O jogo que não vemos

O jogo que não vemos

O jogo que não vemos – crônica publicada no Jornal Correio do Povo de sábado, dia 27 de junho de 2014.

Me dei conta de que a cada jogo do Brasil eu vou a um bar com o meu amigo Evandro Affonso Ferreira – para consumo externo, ganhador do último prêmio Jabuti na categoria romance; figura adorável para os íntimos, embora ele finja ser insuportável algumas vezes.

Hoje não foi diferente. Ele senta virado para a TV que fica pendurada no alto do buteco realizando a regra de que ninguém pode perder a visão do jogo. Eu me sento de costas para o aparelho, ficando de frente para meu amigo. Não tenho isso como objetivo, mas notei que isso acontece todas as vezes. Ele de frente pra TV, eu de frente para ele querendo conversar sobre os fatos da vida nos quais o futebol é incluso como um falta. Em momento algum falamos do jogo que não vemos.

Eu e ele queremos ver algo na hora do jogo, menos o jogo: nos interessa o movimento das pessoas e as pessoas lançadas no movimento. O aglomerado é sempre excitante, isso é o que não sabe aquele que acaba por fazer parte da massa. Aquela gente que encara a TV como nós não conseguimos fazer. Aqueles que vestem camisetas amarelas que nós nunca conseguiríamos vestir. Aqueles que usam a vuvuzela sem pensar que podem estar atrapalhando algo na vida alheia. Quem se importa?

Mas não queremos ver só as pessoas. Queremos ver um ao outro. Então no meio da gritaria, escolhemos um assunto bem delicado: o amor, a literatura e a morte. Eles falam de futebol. Nós queremos vê-los falando de futebol.

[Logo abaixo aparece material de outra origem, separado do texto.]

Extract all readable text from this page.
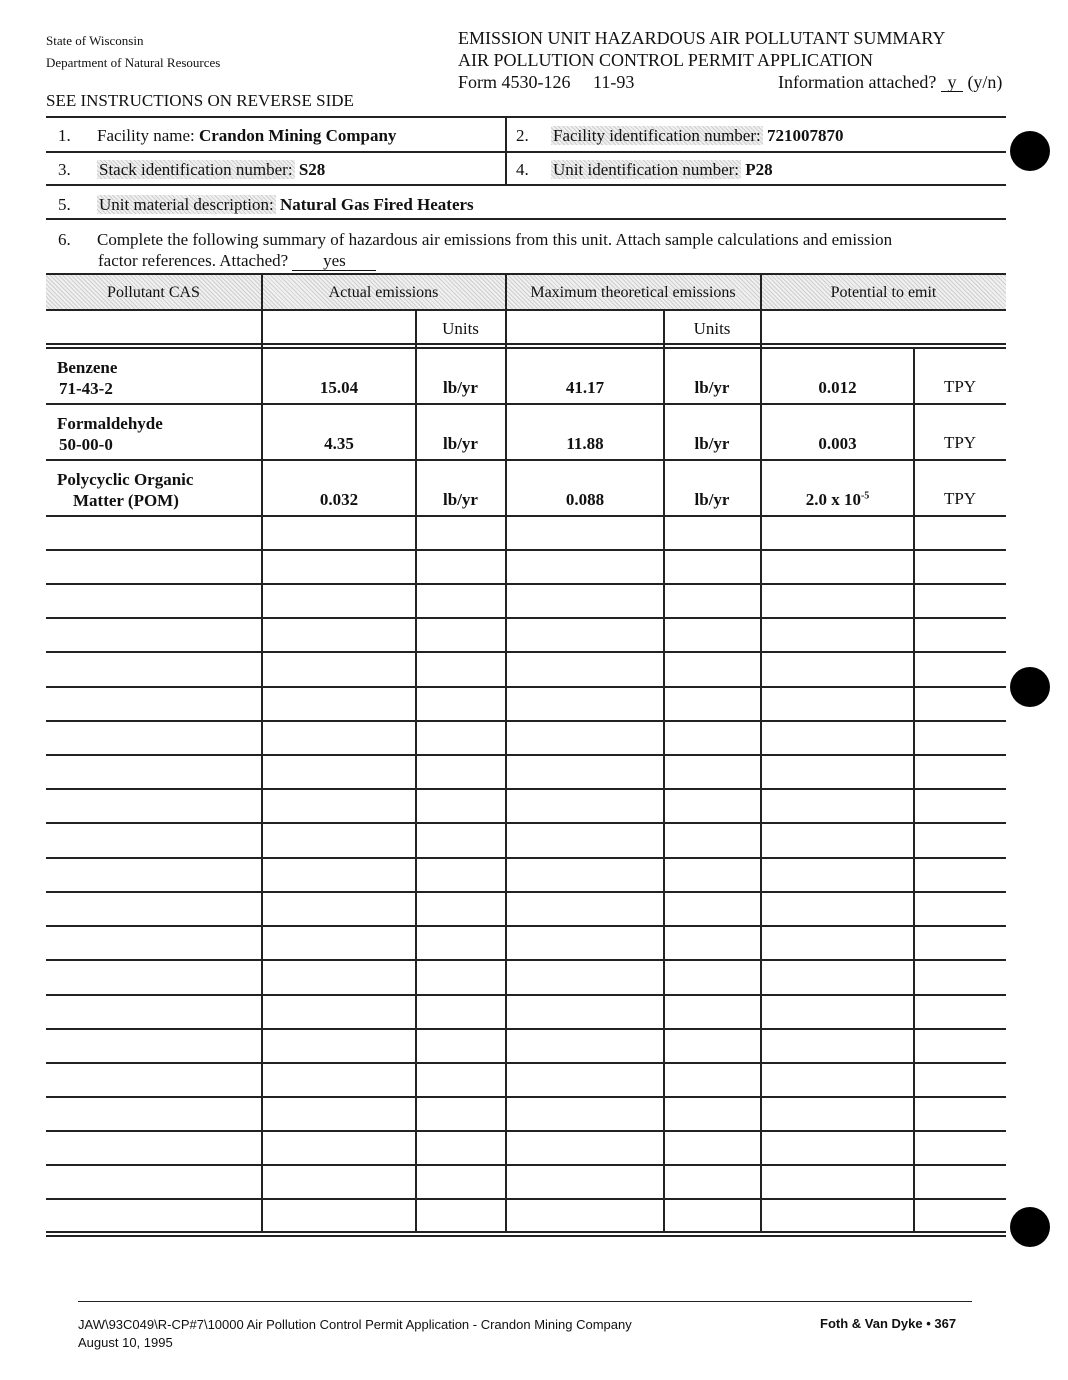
State of Wisconsin
Department of Natural Resources
EMISSION UNIT HAZARDOUS AIR POLLUTANT SUMMARY
AIR POLLUTION CONTROL PERMIT APPLICATION
Form 4530-126 11-93	Information attached? y (y/n)
SEE INSTRUCTIONS ON REVERSE SIDE
1. Facility name: Crandon Mining Company	2. Facility identification number: 721007870
3. Stack identification number: S28	4. Unit identification number: P28
5. Unit material description: Natural Gas Fired Heaters
6. Complete the following summary of hazardous air emissions from this unit. Attach sample calculations and emission
factor references. Attached? yes
Pollutant CAS	Actual emissions	Maximum theoretical emissions	Potential to emit
Units	Units
Benzene
71-43-2	15.04	lb/yr	41.17	lb/yr	0.012	TPY
Formaldehyde
50-00-0	4.35	lb/yr	11.88	lb/yr	0.003	TPY
Polycyclic Organic
Matter (POM)	0.032	lb/yr	0.088	lb/yr	2.0 x $10^{-5}$	TPY
JAW\93C049\R-CP#7\10000 Air Pollution Control Permit Application - Crandon Mining Company
August 10, 1995
Foth & Van Dyke • 367
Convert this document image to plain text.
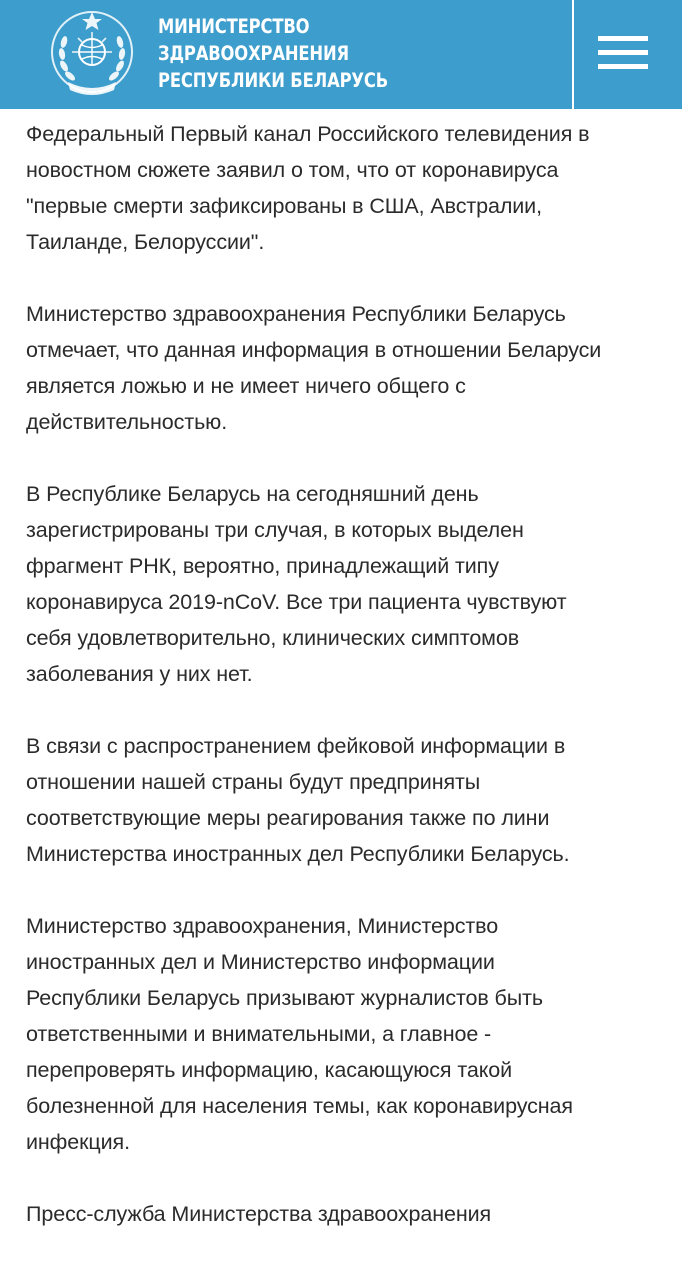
МИНИСТЕРСТВО
ЗДРАВООХРАНЕНИЯ
РЕСПУБЛИКИ БЕЛАРУСЬ

Федеральный Первый канал Российского телевидения в
новостном сюжете заявил о том, что от коронавируса
"первые смерти зафиксированы в США, Австралии,
Таиланде, Белоруссии".

Министерство здравоохранения Республики Беларусь
отмечает, что данная информация в отношении Беларуси
является ложью и не имеет ничего общего с
действительностью.

В Республике Беларусь на сегодняшний день
зарегистрированы три случая, в которых выделен
фрагмент РНК, вероятно, принадлежащий типу
коронавируса 2019-nCoV. Все три пациента чувствуют
себя удовлетворительно, клинических симптомов
заболевания у них нет.

В связи с распространением фейковой информации в
отношении нашей страны будут предприняты
соответствующие меры реагирования также по лини
Министерства иностранных дел Республики Беларусь.

Министерство здравоохранения, Министерство
иностранных дел и Министерство информации
Республики Беларусь призывают журналистов быть
ответственными и внимательными, а главное -
перепроверять информацию, касающуюся такой
болезненной для населения темы, как коронавирусная
инфекция.

Пресс-служба Министерства здравоохранения
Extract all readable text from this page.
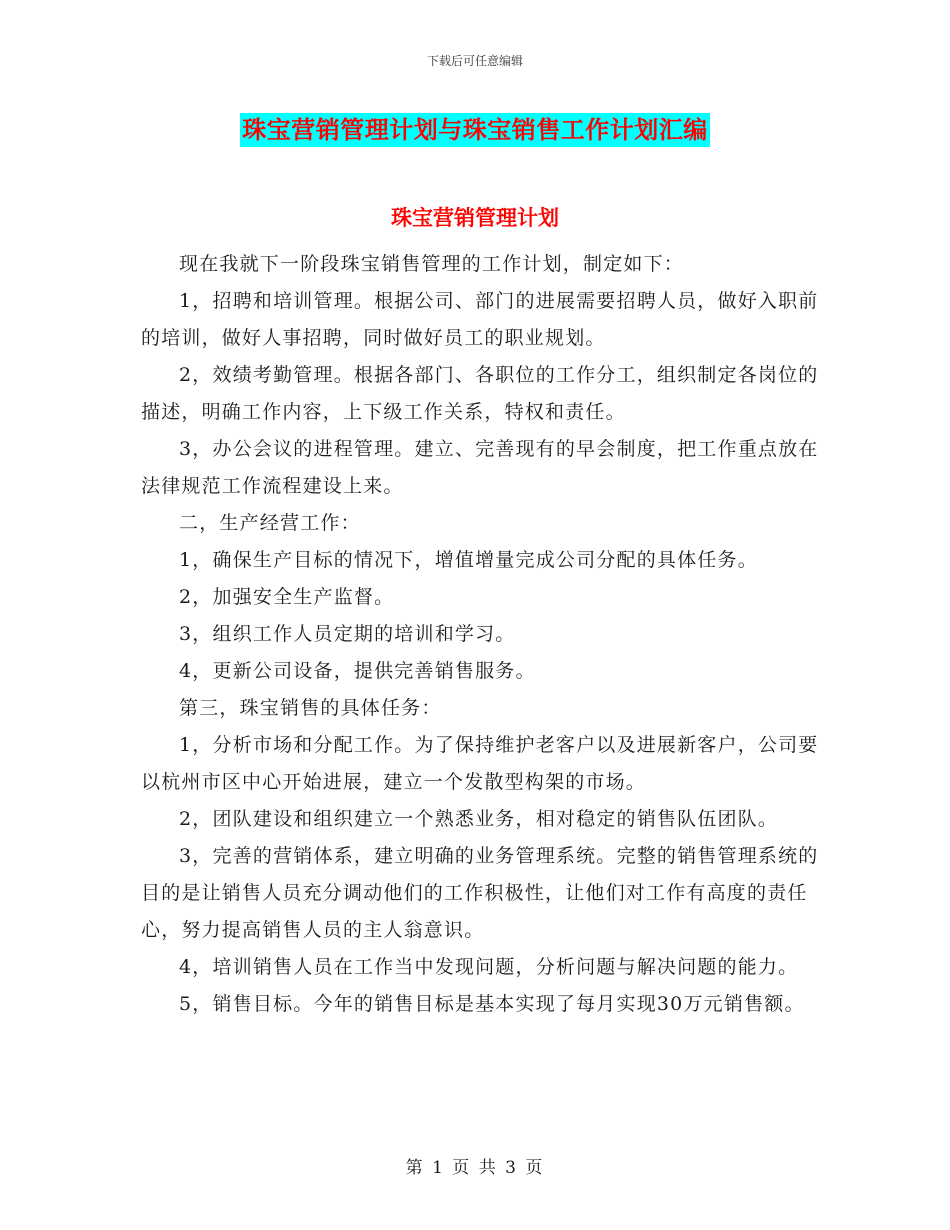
下载后可任意编辑
珠宝营销管理计划与珠宝销售工作计划汇编
珠宝营销管理计划

现在我就下一阶段珠宝销售管理的工作计划，制定如下：

1，招聘和培训管理。根据公司、部门的进展需要招聘人员，做好入职前的培训，做好人事招聘，同时做好员工的职业规划。

2，效绩考勤管理。根据各部门、各职位的工作分工，组织制定各岗位的描述，明确工作内容，上下级工作关系，特权和责任。

3，办公会议的进程管理。建立、完善现有的早会制度，把工作重点放在法律规范工作流程建设上来。

二，生产经营工作：

1，确保生产目标的情况下，增值增量完成公司分配的具体任务。

2，加强安全生产监督。

3，组织工作人员定期的培训和学习。

4，更新公司设备，提供完善销售服务。

第三，珠宝销售的具体任务：

1，分析市场和分配工作。为了保持维护老客户以及进展新客户，公司要以杭州市区中心开始进展，建立一个发散型构架的市场。

2，团队建设和组织建立一个熟悉业务，相对稳定的销售队伍团队。

3，完善的营销体系，建立明确的业务管理系统。完整的销售管理系统的目的是让销售人员充分调动他们的工作积极性，让他们对工作有高度的责任心，努力提高销售人员的主人翁意识。

4，培训销售人员在工作当中发现问题，分析问题与解决问题的能力。

5，销售目标。今年的销售目标是基本实现了每月实现30万元销售额。

第 1 页 共 3 页
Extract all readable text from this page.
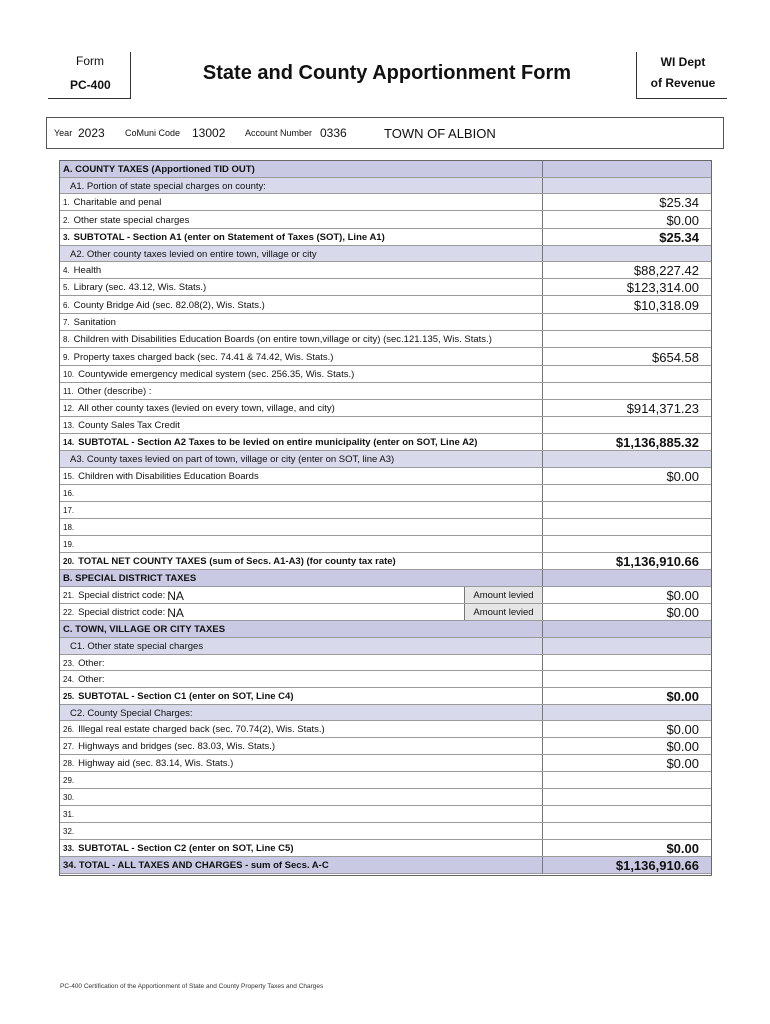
Form
PC-400
State and County Apportionment Form	WI Dept
of Revenue
Year 2023 CoMuni Code 13002 Account Number 0336	TOWN OF ALBION
A. COUNTY TAXES (Apportioned TID OUT)
A1. Portion of state special charges on county:
1. Charitable and penal	$25.34
2. Other state special charges	$0.00
3. SUBTOTAL - Section A1 (enter on Statement of Taxes (SOT), Line A1)	$25.34
A2. Other county taxes levied on entire town, village or city
4. Health	$88,227.42
5. Library (sec. 43.12, Wis. Stats.)	$123,314.00
6. County Bridge Aid (sec. 82.08(2), Wis. Stats.)	$10,318.09
7. Sanitation
8. Children with Disabilities Education Boards (on entire town,village or city) (sec.121.135, Wis. Stats.)
9. Property taxes charged back (sec. 74.41 & 74.42, Wis. Stats.)	$654.58
10. Countywide emergency medical system (sec. 256.35, Wis. Stats.)
11. Other (describe) :
12. All other county taxes (levied on every town, village, and city)	$914,371.23
13. County Sales Tax Credit
14. SUBTOTAL - Section A2 Taxes to be levied on entire municipality (enter on SOT, Line A2)	$1,136,885.32
A3. County taxes levied on part of town, village or city (enter on SOT, line A3)
15. Children with Disabilities Education Boards	$0.00
16.
17.
18.
19.
20. TOTAL NET COUNTY TAXES (sum of Secs. A1-A3) (for county tax rate)	$1,136,910.66
B. SPECIAL DISTRICT TAXES
21. Special district code: NA	Amount levied	$0.00
22. Special district code: NA	Amount levied	$0.00
C. TOWN, VILLAGE OR CITY TAXES
C1. Other state special charges
23. Other:
24. Other:
25. SUBTOTAL - Section C1 (enter on SOT, Line C4)	$0.00
C2. County Special Charges:
26. Illegal real estate charged back (sec. 70.74(2), Wis. Stats.)	$0.00
27. Highways and bridges (sec. 83.03, Wis. Stats.)	$0.00
28. Highway aid (sec. 83.14, Wis. Stats.)	$0.00
29.
30.
31.
32.
33. SUBTOTAL - Section C2 (enter on SOT, Line C5)	$0.00
34. TOTAL - ALL TAXES AND CHARGES - sum of Secs. A-C	$1,136,910.66
PC-400 Certification of the Apportionment of State and County Property Taxes and Charges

O amor, a literatura e a morte, devem fazer parte do futebol, ou o futebol faz parte deles, chego a pensar. Eu e meu amigo conversamos no meio do impossível.

Mas não queremos ver somente um ao outro. Nos vemos um ao outro, somos amigos felizes. As pessoas que queremos ver são pessoas bem especiais pra nós. São as pessoas que nós somos. No meio da balbúrdia, eu começo a olhar pra dentro de mim mesma porque tenho o Evandro, meu amigo, olhando para o mundo ao redor. Não estamos vendo muito bem, mas não importa, mantemos a concentração. Fico pensando se ele está olhando pra dentro dele mesmo enquanto eu o vejo virado para a televisão sem olhar para ela.

Até agora tenho ido aos bares com Evandro porque a hora do jogo tem me dado um tipo de solidão que é realmente insuportável. É um medo de ficar só durante o jogo. Aqueles homens em campo, outros assistindo e eu, que não sei nem que time joga ou se o gol foi contra, me sinto numa ilha deserta. Eu não conhecia essa coisa chamada solidão. Eu nunca dei esse nome de solidão a essa coisa. O futebol é um antídoto contra isso, como é carnaval, como é toda festa. Mas aquela parcela de solidão deve estar presente em algum lugar e precisa ser exorcizada. Talvez que as pessoas vão aos estádios porque, como eu, sintam que ficar sozinho é muito ruim. Melhor participar. Melhor estar junto. Quem duvida?

Então pensei o seguinte: existe uma solidão boa, aquela dos monges, mas ela não existe na época da copa. Na época da copa todos os mosteiros são destruídos. Os mosteiros interiores. Aí vem a solidão ruim, aquela que a gente vive pela falta de alguma coisa que ficava dentro da gente, não fora. No fundo, uma falta de nós mesmos. Ali no jogo, com as pessoas, parece que se encontrou alguma coisa. Eu, por exemplo, não vi nada e isso não me deixa muito feliz senão por imaginar que isso de não ver deve ser algum tipo de liberdade. Mas é só uma desconfiança.

Quando o jogo acaba eu não percebo que o jogo acaba. E penso que a liberdade é a parte que, por algum motivo, dói.